Otros medicamentos frecuentemente usados son los analgésicos, los cuales alivian el dolor sin suprimir la inflamación; no tienen complicaciones digestivas, a diferencia de los anteriores. Los corticosteroides se prescriben también para reducir el dolor y la inflamación; a causa de sus posibles efectos secundarios, siempre deben de ser prescritos y controlados por un médico.

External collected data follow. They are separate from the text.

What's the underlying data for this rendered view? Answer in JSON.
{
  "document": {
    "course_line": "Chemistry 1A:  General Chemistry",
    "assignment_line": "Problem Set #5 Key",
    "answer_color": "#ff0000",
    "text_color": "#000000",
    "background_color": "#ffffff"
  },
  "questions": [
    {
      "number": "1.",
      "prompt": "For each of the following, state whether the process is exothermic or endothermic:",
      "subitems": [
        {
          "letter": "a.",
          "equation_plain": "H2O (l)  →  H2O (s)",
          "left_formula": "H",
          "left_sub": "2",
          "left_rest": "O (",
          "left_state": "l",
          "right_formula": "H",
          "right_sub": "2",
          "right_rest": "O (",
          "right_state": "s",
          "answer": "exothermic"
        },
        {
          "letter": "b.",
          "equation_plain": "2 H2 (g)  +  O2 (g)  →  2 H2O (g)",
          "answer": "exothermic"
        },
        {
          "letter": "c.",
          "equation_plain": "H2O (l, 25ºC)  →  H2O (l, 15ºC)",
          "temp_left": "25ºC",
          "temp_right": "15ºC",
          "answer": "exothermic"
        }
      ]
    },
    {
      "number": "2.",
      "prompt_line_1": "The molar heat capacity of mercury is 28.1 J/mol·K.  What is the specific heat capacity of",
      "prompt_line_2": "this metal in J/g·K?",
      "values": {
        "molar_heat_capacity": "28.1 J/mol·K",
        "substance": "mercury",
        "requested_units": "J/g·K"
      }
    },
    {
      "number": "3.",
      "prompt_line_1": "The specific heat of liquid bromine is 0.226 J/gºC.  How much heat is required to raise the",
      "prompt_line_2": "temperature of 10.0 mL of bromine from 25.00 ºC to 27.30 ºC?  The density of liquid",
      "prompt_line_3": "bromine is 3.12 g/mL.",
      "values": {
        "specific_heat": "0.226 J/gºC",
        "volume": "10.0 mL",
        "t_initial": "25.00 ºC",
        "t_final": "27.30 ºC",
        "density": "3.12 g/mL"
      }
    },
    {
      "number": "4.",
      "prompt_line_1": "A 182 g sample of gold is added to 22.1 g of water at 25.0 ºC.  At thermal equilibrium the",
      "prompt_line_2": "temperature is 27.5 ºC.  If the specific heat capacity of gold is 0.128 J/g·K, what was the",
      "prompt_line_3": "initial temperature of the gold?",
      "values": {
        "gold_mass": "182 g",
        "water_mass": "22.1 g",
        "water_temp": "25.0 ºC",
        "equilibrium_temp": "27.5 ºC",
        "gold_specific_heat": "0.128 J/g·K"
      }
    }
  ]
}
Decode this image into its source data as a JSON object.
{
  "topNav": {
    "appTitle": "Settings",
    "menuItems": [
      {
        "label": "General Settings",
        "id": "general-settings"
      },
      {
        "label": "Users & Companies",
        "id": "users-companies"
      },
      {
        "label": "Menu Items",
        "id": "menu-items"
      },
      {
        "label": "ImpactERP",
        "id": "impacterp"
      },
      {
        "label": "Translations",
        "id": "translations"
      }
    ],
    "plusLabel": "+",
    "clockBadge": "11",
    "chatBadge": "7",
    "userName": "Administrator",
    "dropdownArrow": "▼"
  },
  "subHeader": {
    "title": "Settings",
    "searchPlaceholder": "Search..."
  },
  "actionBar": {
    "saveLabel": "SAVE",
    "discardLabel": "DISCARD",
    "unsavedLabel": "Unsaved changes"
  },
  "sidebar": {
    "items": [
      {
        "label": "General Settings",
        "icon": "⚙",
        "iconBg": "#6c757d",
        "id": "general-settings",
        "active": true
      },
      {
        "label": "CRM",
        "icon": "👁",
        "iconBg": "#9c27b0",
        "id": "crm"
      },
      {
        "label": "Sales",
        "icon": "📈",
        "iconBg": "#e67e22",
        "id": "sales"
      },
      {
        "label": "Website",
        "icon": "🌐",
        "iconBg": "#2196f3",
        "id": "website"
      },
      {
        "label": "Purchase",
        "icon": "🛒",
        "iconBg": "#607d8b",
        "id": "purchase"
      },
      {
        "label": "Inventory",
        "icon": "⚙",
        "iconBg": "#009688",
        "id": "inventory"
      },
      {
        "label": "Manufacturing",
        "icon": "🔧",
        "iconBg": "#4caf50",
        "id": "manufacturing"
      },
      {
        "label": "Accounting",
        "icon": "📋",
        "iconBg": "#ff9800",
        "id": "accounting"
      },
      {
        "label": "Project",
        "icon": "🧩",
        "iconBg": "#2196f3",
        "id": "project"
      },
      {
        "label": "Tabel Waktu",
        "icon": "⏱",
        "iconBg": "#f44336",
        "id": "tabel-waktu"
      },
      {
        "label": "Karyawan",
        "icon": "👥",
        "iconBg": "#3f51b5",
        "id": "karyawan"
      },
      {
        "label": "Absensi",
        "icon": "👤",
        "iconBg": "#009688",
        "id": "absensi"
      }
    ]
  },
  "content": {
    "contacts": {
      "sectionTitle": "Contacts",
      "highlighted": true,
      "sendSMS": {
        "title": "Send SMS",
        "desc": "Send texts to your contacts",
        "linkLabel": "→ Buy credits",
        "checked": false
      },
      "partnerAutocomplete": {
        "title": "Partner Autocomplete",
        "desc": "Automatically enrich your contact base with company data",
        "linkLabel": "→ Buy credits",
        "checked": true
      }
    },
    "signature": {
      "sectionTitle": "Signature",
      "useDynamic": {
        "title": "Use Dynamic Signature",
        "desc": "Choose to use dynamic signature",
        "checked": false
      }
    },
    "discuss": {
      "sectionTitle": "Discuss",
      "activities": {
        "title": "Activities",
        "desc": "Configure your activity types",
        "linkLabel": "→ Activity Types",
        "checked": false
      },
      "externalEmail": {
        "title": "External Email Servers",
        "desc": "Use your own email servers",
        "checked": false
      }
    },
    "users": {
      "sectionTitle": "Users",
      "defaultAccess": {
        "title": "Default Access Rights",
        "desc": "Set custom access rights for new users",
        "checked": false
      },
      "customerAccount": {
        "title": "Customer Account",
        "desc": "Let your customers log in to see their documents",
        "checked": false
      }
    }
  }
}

Cuando la enfermedad no responde adecuadamente al tratamiento convencional y temprana a los fármacos antireumáticos modificadores de la enfermedad (FAME), Methotrexate ®, leflunamida (Arava ®), Sulfasalacina (Salazopyrina ®), hidroxicloroquina (Dolquine ®) y persiste la actividad inflamatoria clínica y analítica con discapacidad, existe la terapia biológica que ha sido un paso de gigante que se dio con el cambio de siglo, cuando los servicios de reumatología comenzaron a ofrecer a sus pacientes esta medicación, con fármacos derivados de células animales o humanas que, utilizados en un momento temprano de la enfermedad, logran paralizarla y «en algunos casos» también revertirla moderadamente y aunque su coste es muy caro, merece la pena por su eficacia.

CIRUGÍA

La mayor parte de las personas nunca necesitarán cirugía para tratar su artritis. No obstante, en algunos casos de mala evolución, una intervención quirúrgica puede resolver problemas en los que han fallado otros tratamientos. La cirugía más empleada en la artritis es la sustitución de una articulación dañada por una artificial (prótesis).